Throughout the weekend, everyone seems very nice to Chris but he can't shake a sense of uneasiness as things seem to be a bit "off". All of the other black people he encounters in this small upstate NY town seem to be in a bit of a trance and at one point he is sure Rose's psychotherapist mother hypnotized him to help him stop smoking (among other things). Only after a party hosted by Rose's parents does the truth behind the strange behavior come out and by then it is too late for Chris.
I was shocked to see what came out of such a funny mind but Peele proves there is a darker side to him and his directorial debut shows a great deal of promise. While the story is more creepy than actually scary, it is a unique idea that engrosses the audience for the most part. The beginning starts a little slow but once the film builds momentum it doesn't stop until the end. Of course, Peele being Peele, he did add some funnier lines that had the audience laughing. His eye for detail, along with his visuals, moved the movie along nicely.

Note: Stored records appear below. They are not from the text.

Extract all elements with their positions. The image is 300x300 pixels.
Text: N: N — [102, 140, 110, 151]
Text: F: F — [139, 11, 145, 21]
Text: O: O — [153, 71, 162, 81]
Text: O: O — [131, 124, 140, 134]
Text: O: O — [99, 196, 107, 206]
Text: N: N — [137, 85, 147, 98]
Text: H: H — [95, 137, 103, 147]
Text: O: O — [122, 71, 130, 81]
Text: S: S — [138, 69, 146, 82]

My issues with the film come in the form of the music and the plot details closer to the end. I didn't like many of the musical choices and found a few of them to be almost distracting. Some unique songs with an African flare didn't seem to really fit in the overall scheme. Also, the twist that added another dimension to the plot seems extremely farfetched and made me scratch my head. Up until that point in the film, I thought Peele had a great story going but the ultimate reason for the hypnosis of the black people was too over the top for me.
The cast is terrific and Williams and Kaluuya are well suited to these roles. I have a particular soft spot for Bradley Whitford (The West Wing), who plays Rose's father, Dean, and Catherine Keener (Captain Philips) who plays her mom, Missy, is well cast as the psychologist motherly type with a touch of sinister hidden just beneath the surface. LilRel Howery (The Carmichael Show) adds some great comic relief as Chris's friend, Rod. The only one I really didn't like was Caleb Landry Jones (X-Men: First Class) as Rose's brother, Jeremy. He was simply too weird for a family trying very hard to seem normal and he acted more like a high school student than a medical student.
Ultimately, Peele has a solid script and a knack for storytelling in an appealing way which makes Get Out is more enjoyable than many of the other suspense/thriller/horror movies being made today. Adding a touch of humor also makes the film more appealing and brings a little fun to an otherwise disturbing story.